Since then, new forms of Lambrusco have emerged on the American market. Beavers details four DOCs that listeners may begin to see in wine shops, including Lambrusco Salamino di Santa Croce, Lambrusco di Sorbara, Lambrusco Grasparossa di Castelvetro, and Reggiano.
Tune in to learn more and become an expert on Lambrusco.
Or Check out the Conversation Here
Keith Beavers: In “Star Wars: The High Republic,” 200 years before “The Phantom Menace,” Yoda is 700 years old. He doesn’t look a day over 600.
What’s going on, wine lovers? Welcome to Episode 20 of VinePair’s “Wine 101” Podcast, Season 2. My name is Keith Beavers, and I am the tastings director of VinePair. Que onda?
It’s so misunderstood. Do we even know about it? Lambrusco. Guys, Lambrusco is awesome. We gotta talk about Lambrusco.

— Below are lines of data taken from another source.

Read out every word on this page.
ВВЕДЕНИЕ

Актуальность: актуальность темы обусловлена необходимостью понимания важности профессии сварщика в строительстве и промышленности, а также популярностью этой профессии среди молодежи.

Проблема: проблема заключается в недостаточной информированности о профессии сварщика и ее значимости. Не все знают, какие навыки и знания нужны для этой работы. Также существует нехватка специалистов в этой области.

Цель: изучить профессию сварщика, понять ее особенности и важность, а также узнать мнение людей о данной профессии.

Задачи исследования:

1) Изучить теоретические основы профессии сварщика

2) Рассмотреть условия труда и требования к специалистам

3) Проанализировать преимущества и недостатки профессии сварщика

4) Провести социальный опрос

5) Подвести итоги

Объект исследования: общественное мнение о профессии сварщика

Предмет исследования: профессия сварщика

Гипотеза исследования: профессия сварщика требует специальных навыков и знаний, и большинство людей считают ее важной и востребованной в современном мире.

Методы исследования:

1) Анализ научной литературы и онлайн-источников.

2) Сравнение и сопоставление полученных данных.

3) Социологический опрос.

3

OK, I am going to make another statement here. I am making a statement. I believe that the wines made from Lambrusco are some of the most fascinating, unique, delicious, interesting wines coming out of Italy. Full stop. Not the most, but some of the most. I’m very excited about this episode. I am very excited about Lambrusco and telling you about Lambrusco because for us on the American market, we have enjoyed a certain wine made from the Lambrusco grape. And that’s great, but there are other styles of Lambrusco that are coming onto our market that are very different from what we’re used to, if you’re even used to it at all. And we’ve got to talk about it, because these wines are just mind-blowing. Honestly, I know some of you are like, “Keith, that’s great, but exactly what is Lambrusco?”.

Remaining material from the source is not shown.